The Best Ways to halt the Adverse Possession of Property

The Best Ways to halt the Adverse Possession of Property

Most property owners tend to deal with, including taxes and keeping their properties maintained. To add to their burden, there’s always the possibility their properties may fall prey to adverse possession. More commonly known as squatting, adverse possession is an attempt by one party to select the property of another without permission. Fortunately, methods are available to prevent adverse possession attempts, mostly involving conscientious property management as well as court actions.

Preventing Adverse Possession

Adverse possession, or squatting, is considered a true estate menace and stopping it is critical for real estate owners. For owners of bare land, it’s important to watch possessed lands frequently for efforts by others to alter border lines or erect structures. For owners of apartments, buildings and homes, keeping squatters physically out in the first area is the ideal method to effectively prevent possession. Squatters are clever in identifying even temporarily vacant apartments or homes and then moving in.

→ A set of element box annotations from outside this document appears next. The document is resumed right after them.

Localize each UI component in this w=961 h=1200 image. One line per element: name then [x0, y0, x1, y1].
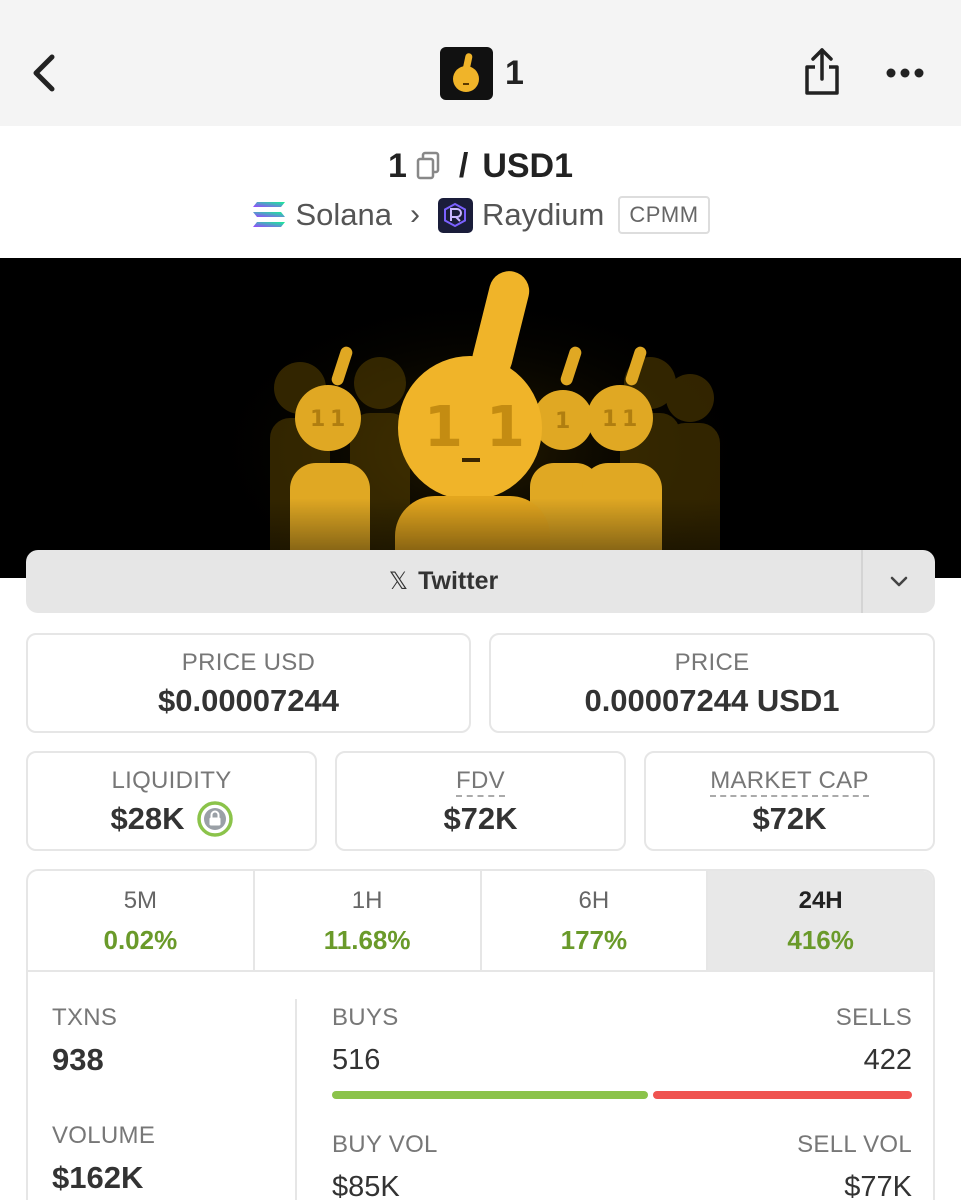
txns-value: 938 [52, 1042, 104, 1077]
token-title: 1 [505, 53, 524, 92]
tab-6h[interactable]: 6H 177% [482, 871, 709, 970]
more-options-button[interactable] [882, 58, 928, 88]
liquidity-card: LIQUIDITY $28K [26, 751, 317, 851]
tab-5m[interactable]: 5M 0.02% [28, 871, 255, 970]
sell-vol-value: $77K [844, 1171, 912, 1200]
totals-column: TXNS 938 VOLUME $162K [52, 1004, 272, 1196]
timeframe-tabs: 5M 0.02% 1H 11.68% 6H 177% 24H 416% [28, 871, 933, 972]
tab-1h[interactable]: 1H 11.68% [255, 871, 482, 970]
share-icon [805, 48, 839, 95]
top-nav-bar: 1 [0, 0, 961, 126]
token-logo-icon [440, 46, 493, 100]
chain-name-link[interactable]: Solana [295, 197, 392, 233]
twitter-link-button[interactable]: 𝕏 Twitter [26, 550, 861, 613]
market-cap-card: MARKET CAP $72K [644, 751, 935, 851]
pair-base-symbol: 1 [387, 146, 407, 185]
liquidity-value-row: $28K [28, 801, 315, 837]
x-logo-icon: 𝕏 [388, 568, 409, 595]
back-button[interactable] [22, 48, 66, 98]
copy-address-icon[interactable] [415, 151, 441, 181]
volume-label: VOLUME [52, 1122, 156, 1149]
fdv-card: FDV $72K [335, 751, 626, 851]
buys-sells-column: BUYS SELLS 516 422 BUY VOL SELL VOL $85K… [332, 1004, 912, 1200]
volume-split-labels: BUY VOL SELL VOL [332, 1131, 912, 1159]
liquidity-lock-icon[interactable] [196, 801, 233, 837]
fdv-value: $72K [443, 801, 518, 836]
raydium-icon [437, 197, 473, 233]
social-links-bar: 𝕏 Twitter [26, 550, 935, 613]
market-cap-value: $72K [752, 801, 827, 836]
price-native-value: 0.00007244 USD1 [584, 683, 840, 718]
buys-bar [332, 1091, 649, 1099]
pair-title: 1 / USD1 [0, 140, 961, 192]
txns-label: TXNS [52, 1004, 118, 1031]
twitter-label: Twitter [418, 567, 499, 595]
timeframe-stats-panel: 5M 0.02% 1H 11.68% 6H 177% 24H 416% TXNS… [26, 869, 935, 1200]
liquidity-label: LIQUIDITY [111, 767, 232, 794]
chevron-down-icon [890, 576, 908, 586]
price-usd-value: $0.00007244 [157, 683, 340, 718]
tab-change: 0.02% [103, 925, 178, 955]
chain-dex-breadcrumb: Solana › Raydium CPMM [0, 192, 961, 238]
buys-value: 516 [332, 1044, 381, 1076]
solana-icon [251, 200, 287, 230]
tab-change: 11.68% [323, 925, 411, 955]
chevron-left-icon [33, 54, 55, 92]
tab-24h[interactable]: 24H 416% [708, 871, 933, 970]
mcap-label-wrap: MARKET CAP [646, 767, 933, 797]
pair-quote-symbol: USD1 [482, 146, 574, 185]
sells-label: SELLS [835, 1004, 912, 1031]
buys-sells-ratio-bar [332, 1091, 912, 1099]
share-button[interactable] [800, 44, 844, 100]
tab-change: 177% [560, 925, 628, 955]
sell-vol-label: SELL VOL [797, 1131, 912, 1158]
price-native-label: PRICE [674, 649, 750, 676]
buys-sells-labels: BUYS SELLS [332, 1004, 912, 1032]
price-usd-card: PRICE USD $0.00007244 [26, 633, 471, 733]
market-cap-label[interactable]: MARKET CAP [710, 767, 869, 797]
fdv-label-wrap: FDV [337, 767, 624, 797]
buys-label: BUYS [332, 1004, 399, 1031]
pool-type-badge: CPMM [618, 196, 710, 234]
tab-label: 24H [798, 887, 843, 914]
sells-value: 422 [863, 1044, 912, 1076]
stats-divider [295, 999, 297, 1200]
dex-name-link[interactable]: Raydium [482, 197, 604, 233]
buy-vol-value: $85K [332, 1171, 400, 1200]
token-banner-image: 11 11 1 1 1 [0, 258, 961, 578]
sells-bar [653, 1091, 912, 1099]
volume-value: $162K [52, 1160, 144, 1195]
tab-change: 416% [787, 925, 854, 955]
pair-separator: / [458, 146, 469, 185]
more-dots-icon [886, 68, 924, 78]
social-dropdown-button[interactable] [861, 550, 935, 613]
liquidity-value: $28K [110, 801, 185, 836]
price-native-card: PRICE 0.00007244 USD1 [489, 633, 935, 733]
tab-label: 6H [578, 887, 610, 914]
tab-label: 1H [351, 887, 383, 914]
tab-label: 5M [123, 887, 158, 914]
volume-split-values: $85K $77K [332, 1159, 912, 1200]
price-usd-label: PRICE USD [181, 649, 316, 676]
fdv-label[interactable]: FDV [456, 767, 505, 797]
token-header: 1 [440, 46, 524, 100]
buys-sells-values: 516 422 [332, 1032, 912, 1077]
buy-vol-label: BUY VOL [332, 1131, 438, 1158]
chevron-right-icon: › [409, 198, 420, 231]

Stopping Adverse Possession

Once adverse possession happens it’s difficult to dislodge the adverse possessor. As an example, a squatter may occupy a vacant home, make supposed “repairs” and then stave off eviction from asserting tenant rights. Sometimes, however, squatters make actual ownership claims backed up authentic-appearing deeds and property title function. When squatters make real estate claims, legitimate property owners are generally made to resort to sometimes-lengthy court procedures. However, quick court action by property owners can shorten the distance of an adverse ownership attempt.

Other Steps

Adverse possessors must occupy properties they’re squatting for several years without valid owners contesting their squatting attempts. In states like California, squatters must also make uncontested real property tax payments to the properties they’re attempting to own. Producing your property tax payments regularly will help prevent adverse ownership from success. Last, though it may gall a real estate owner, paying an adverse possessor “move out money” or money payments to leave is often what squatters are after. .

Prevention is Key

It’s often far easier to prevent adverse possession in the first place than to stop it once it happens. Owners of vacant land should have their lands officially surveyed on occasion to prevent land border violations and adverse ownership attempts. Rental property owners or owners leaving their properties vacant for prolonged intervals should secure them thoroughly or rent them out. Landlords often have a simpler time evicting tenants overstaying their rentals than they do evicting actual adverse possessors.